Miller: I’m inspired by movies that stand the test of time. There is something magical about a film that was made 20, 40 or 80 years ago that can still move an audience. In short, I’m inspired by films that are timeless. I strive to keep longevity in mind when I’m creating — to shoot in a way that allows a project to be enjoyed today or 50 years from now.

I’m also inspired on a daily basis by the directors I’ve had the pleasure of working with. I see my job as one that is less about coming up with my own ideas and more about listening to the director’s ideas, then developing, supporting and finding the right way to execute the director’s vision.

What new technology has changed the way you work (looking back over the past few years)? 
Tattersall: I think the speed and advent of LED lighting has been phenomenal. The flexibility to change color in so many LED fixtures is just amazing, plus the huge drop in power consumption and heat while still maintaining the same light levels.

Initially, I felt that the move from celluloid to digital was premature and represented a huge quality drop. Now, however, I feel the playing field is more even, and you certainly have to take your hat off to the flexibility of variable ISO settings and false color, which I love in terms of putting my exposure to catch the absolute maximum amount of image information.

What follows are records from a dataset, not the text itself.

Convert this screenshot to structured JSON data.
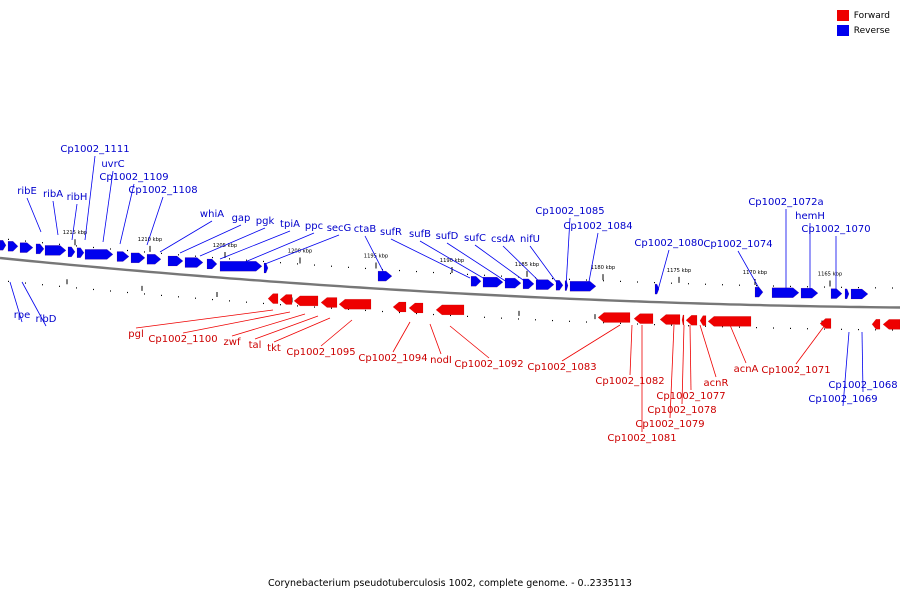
{
  "legend": {
    "forward_label": "Forward",
    "reverse_label": "Reverse",
    "forward_color": "#ee0000",
    "reverse_color": "#0000ee"
  },
  "caption": "Corynebacterium pseudotuberculosis 1002, complete genome. - 0..2335113",
  "colors": {
    "backbone": "#777777",
    "tick": "#000000",
    "forward_label": "#cc0000",
    "reverse_label": "#0000cc"
  },
  "scale": {
    "unit": "kbp",
    "ticks": [
      {
        "kbp": 1215,
        "label": "1215 kbp"
      },
      {
        "kbp": 1210,
        "label": "1210 kbp"
      },
      {
        "kbp": 1205,
        "label": "1205 kbp"
      },
      {
        "kbp": 1200,
        "label": "1200 kbp"
      },
      {
        "kbp": 1195,
        "label": "1195 kbp"
      },
      {
        "kbp": 1190,
        "label": "1190 kbp"
      },
      {
        "kbp": 1185,
        "label": "1185 kbp"
      },
      {
        "kbp": 1180,
        "label": "1180 kbp"
      },
      {
        "kbp": 1175,
        "label": "1175 kbp"
      },
      {
        "kbp": 1170,
        "label": "1170 kbp"
      },
      {
        "kbp": 1165,
        "label": "1165 kbp"
      }
    ]
  },
  "reverse_gene_labels": [
    "ribE",
    "ribA",
    "ribH",
    "Cp1002_1111",
    "uvrC",
    "Cp1002_1109",
    "Cp1002_1108",
    "whiA",
    "gap",
    "pgk",
    "tpiA",
    "ppc",
    "secG",
    "ctaB",
    "sufR",
    "sufB",
    "sufD",
    "sufC",
    "csdA",
    "nifU",
    "Cp1002_1085",
    "Cp1002_1084",
    "Cp1002_1080",
    "Cp1002_1074",
    "Cp1002_1072a",
    "hemH",
    "Cp1002_1070",
    "rpe",
    "ribD",
    "Cp1002_1068",
    "Cp1002_1069"
  ],
  "forward_gene_labels": [
    "pgl",
    "Cp1002_1100",
    "zwf",
    "tal",
    "tkt",
    "Cp1002_1095",
    "Cp1002_1094",
    "nodI",
    "Cp1002_1092",
    "Cp1002_1083",
    "Cp1002_1082",
    "Cp1002_1077",
    "Cp1002_1078",
    "Cp1002_1079",
    "Cp1002_1081",
    "acnR",
    "acnA",
    "Cp1002_1071"
  ]
}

Miller: I agree. LED lights are probably the most noticeable change in the last few years, especially ones that can be powered with batteries. On Grace and Frankie, we primarily used traditional incandescent lights for lighting the actors and sets, but we did incorporate some newer lights.

We were one of the first shows to incorporate Mole-Richardson’s Vari-Space LED space lights back when they first came out of the prototype phase. Those lights allowed us to change the color temperature of the sky in a second, which previously would have taken hours to gel all the traditional space lights. That ease of use and flexibility is now offered in almost every type of light, which gives more room for creativity without added expense and time.

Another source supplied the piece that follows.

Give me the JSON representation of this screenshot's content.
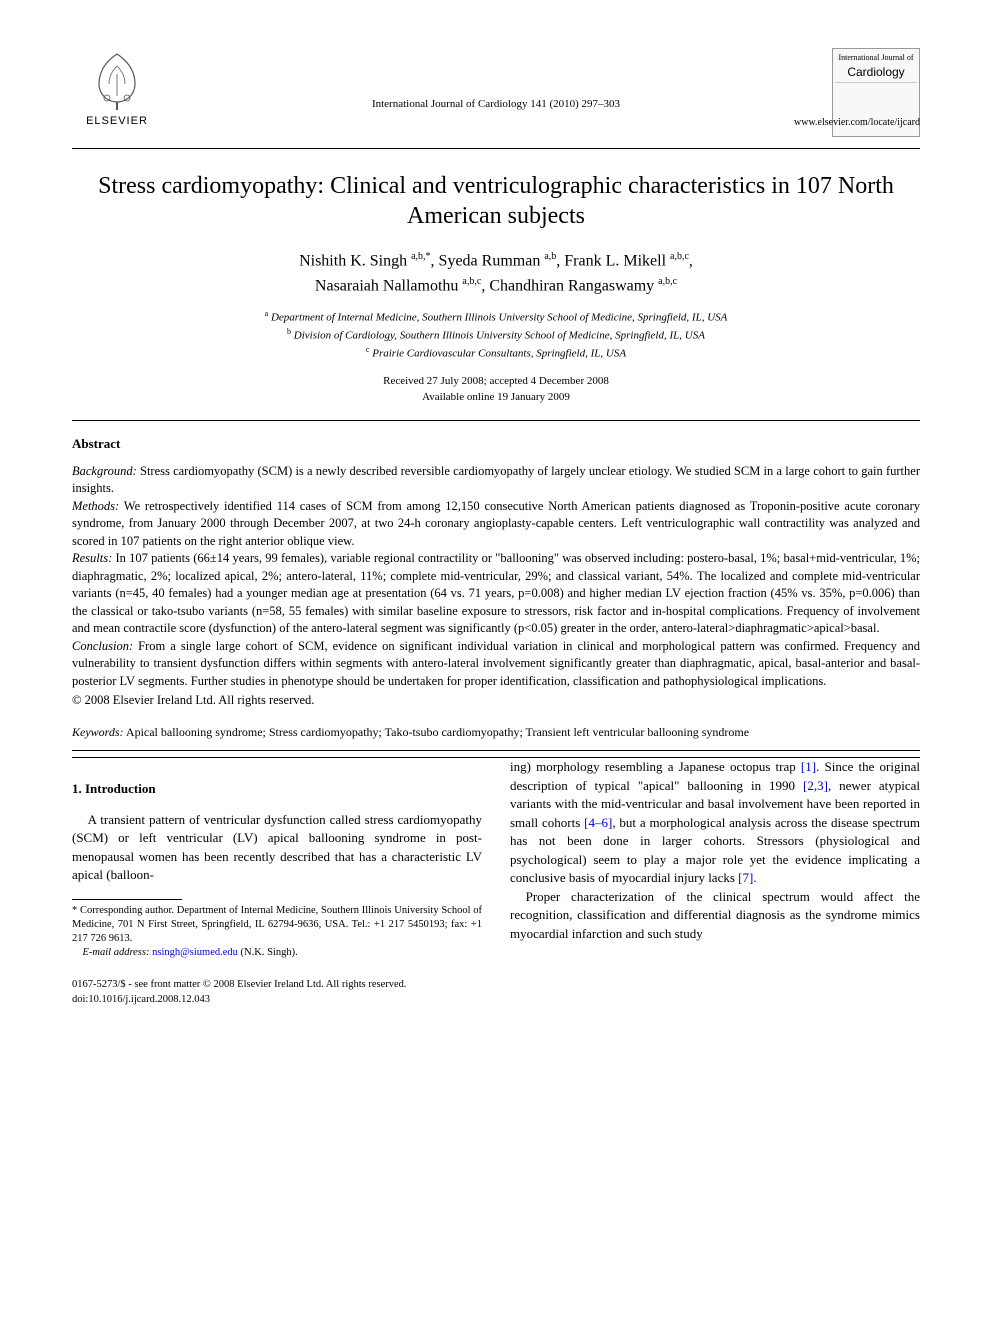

What are some of your best practices or rules you try to follow on each job? 
Tattersall: When you are on a show, you spend more time with your crew than you do with your family at home, so you better be sure it’s a pleasant environment. I believe in kindness on-set; I get excited to see people grow into their shoes and develop their talents, but if I had to choose one thing, I would say kindness.

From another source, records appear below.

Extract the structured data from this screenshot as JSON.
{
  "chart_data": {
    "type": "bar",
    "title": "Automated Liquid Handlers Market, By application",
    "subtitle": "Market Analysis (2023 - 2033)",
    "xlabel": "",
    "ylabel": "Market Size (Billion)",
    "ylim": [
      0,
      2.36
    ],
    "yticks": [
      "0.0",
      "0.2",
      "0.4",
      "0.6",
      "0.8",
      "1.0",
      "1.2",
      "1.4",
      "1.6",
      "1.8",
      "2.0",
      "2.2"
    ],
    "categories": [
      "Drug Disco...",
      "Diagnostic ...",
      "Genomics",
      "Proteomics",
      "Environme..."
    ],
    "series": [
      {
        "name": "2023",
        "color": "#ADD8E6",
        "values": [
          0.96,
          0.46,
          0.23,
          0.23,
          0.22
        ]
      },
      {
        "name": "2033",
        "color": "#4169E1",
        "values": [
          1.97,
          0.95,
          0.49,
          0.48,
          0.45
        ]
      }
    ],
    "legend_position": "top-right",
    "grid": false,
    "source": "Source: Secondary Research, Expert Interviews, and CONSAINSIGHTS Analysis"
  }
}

Miller: Yes, I agree. I aim to treat everyone with respect. I don’t believe in yelling at anyone on-set.

Grace and Frankie

Explain your ideal collaboration with the director or showrunner when starting a new project. 
Tattersall: I love the collaborative relationship with a director. I always, without a pause, keep my eyes open for special shots that a director might not notice, even if he or she has thoroughly done the homework. If I can pull a shot out of nowhere that is fun and will help the edit, it makes me very pleased.

And I never get offended if a director decides not to entertain an idea of mine. It’s a delicate balance running an idea up to the showrunners without running it by the director first because they could feel that their DP is being too pushy. Sometimes ideas can be run up the flagpole during a production meeting rather than in the heat of battle, when you are shooting and time is very precious.

Miller: An ideal collaborative relationship for me would be to work with a director or a showrunner who has an idea for a new project that exists in a whole new world. The director would have a strong grasp on this world but would still have some details that need to be discovered. I think the discovery process is a fun thing to go through together with a director and can inform so much about how a project should look.

What’s your go-to gear (camera, lens, mount/accessories) – things you can’t live without? 
Tattersall: Just one thing: a great sensor that allows me to feel that I am not losing something by not shooting film.

Miller: I’m a huge fan of using an optical director’s finder. I still use a viewfinder app when necessary, but looking with your eye through the actual lens is an important part of the ritual for me. I also think it helps connect the director to the shot early in the process.


Randi Altman is the founder and editor-in-chief of postPerspective. She has been covering production and post production for 25 years.